BEIJING, July 5 (Xinhua) — China will further enhance the innovation capabilities of platform enterprises and foster the sustained and healthy development of the platform economy, according to a State Council executive meeting chaired by Premier Li Qiang on Friday.
The platform economy refers to tech-driven online marketplaces and other similar operations, such as ride-hailing and food delivery services.
The meeting discussed and studied several issues, including the role of the platform economy in promoting the high-quality development of the digital economy.
It is essential for China to foster the deep integration of digital technology with the real economy, advance the industrialization of digital technology and digitize traditional industries to fully empower economic and social development, according to a read-out of the meeting.
It’s crucial to persistently refine the ecosystem for the digital economy to flourish, the meeting decided, urging a coordinated effort to enhance foundational data frameworks and digital infrastructure while advancing the market-based allocation of data as a key economic input.
Other topics discussed at the meeting included innovative pharmaceuticals, the development of the country’s western regions, and growth in the Tianjin Binhai New Area.

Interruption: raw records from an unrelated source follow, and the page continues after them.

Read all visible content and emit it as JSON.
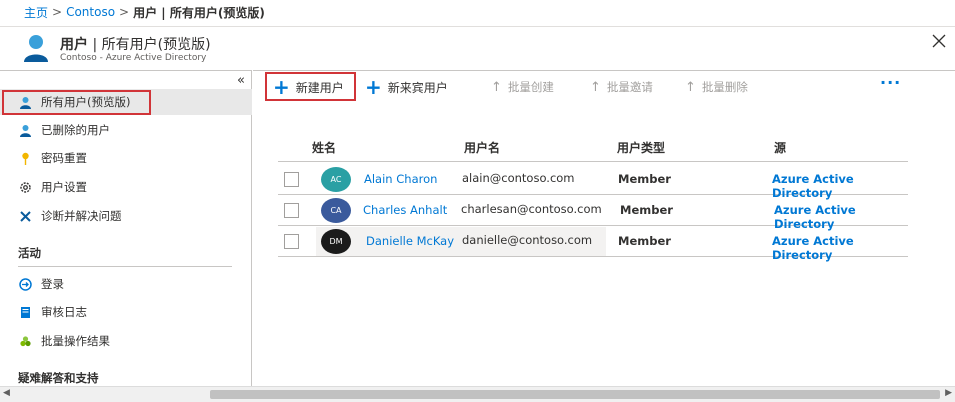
{
  "breadcrumb": {
    "home": "主页",
    "sep1": ">",
    "tenant": "Contoso",
    "sep2": ">",
    "current": "用户 | 所有用户(预览版)"
  },
  "header": {
    "title_bold": "用户",
    "title_rest": " | 所有用户(预览版)",
    "subtitle": "Contoso - Azure Active Directory"
  },
  "sidebar": {
    "collapse": "«",
    "items": [
      {
        "label": "所有用户(预览版)",
        "icon": "user-icon"
      },
      {
        "label": "已删除的用户",
        "icon": "deleted-user-icon"
      },
      {
        "label": "密码重置",
        "icon": "key-icon"
      },
      {
        "label": "用户设置",
        "icon": "gear-icon"
      },
      {
        "label": "诊断并解决问题",
        "icon": "wrench-icon"
      }
    ],
    "activity_label": "活动",
    "activity_items": [
      {
        "label": "登录",
        "icon": "sign-in-icon"
      },
      {
        "label": "审核日志",
        "icon": "audit-log-icon"
      },
      {
        "label": "批量操作结果",
        "icon": "bulk-results-icon"
      }
    ],
    "support_label": "疑难解答和支持"
  },
  "toolbar": {
    "new_user": "新建用户",
    "new_guest": "新来宾用户",
    "bulk_create": "批量创建",
    "bulk_invite": "批量邀请",
    "bulk_delete": "批量删除",
    "more": "···"
  },
  "table": {
    "columns": [
      "姓名",
      "用户名",
      "用户类型",
      "源"
    ],
    "rows": [
      {
        "initials": "AC",
        "name": "Alain Charon",
        "upn": "alain@contoso.com",
        "type": "Member",
        "source": "Azure Active Directory",
        "color": "#2aa0a4"
      },
      {
        "initials": "CA",
        "name": "Charles Anhalt",
        "upn": "charlesan@contoso.com",
        "type": "Member",
        "source": "Azure Active Directory",
        "color": "#3a5a9c"
      },
      {
        "initials": "DM",
        "name": "Danielle McKay",
        "upn": "danielle@contoso.com",
        "type": "Member",
        "source": "Azure Active Directory",
        "color": "#1b1b1b"
      }
    ]
  },
  "colors": {
    "accent": "#0078d4",
    "highlight": "#d13438"
  }
}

The meeting urged relevant government departments to make full use of policies on pricing, medical insurance payments and commercial insurance to promote innovative pharmaceuticals. Efforts should also be made to encourage sci-tech innovation and basic research.
It was decided at the meeting that the country’s western regions, which play a pivotal role in national reform, development and stability, should strive for overall growth and pursue sustainable development.
Regarding the Tianjin Binhai New Area, the meeting called for the area’s policies to be aligned with those of its neighboring Beijing and Hebei, enhancing its status as a port and shipping hub, and advancing reform to develop a pilot free trade zone.
The meeting also emphasized the need to address all irregularities in the execution of the 2023 central budget and other financial revenues and expenditures.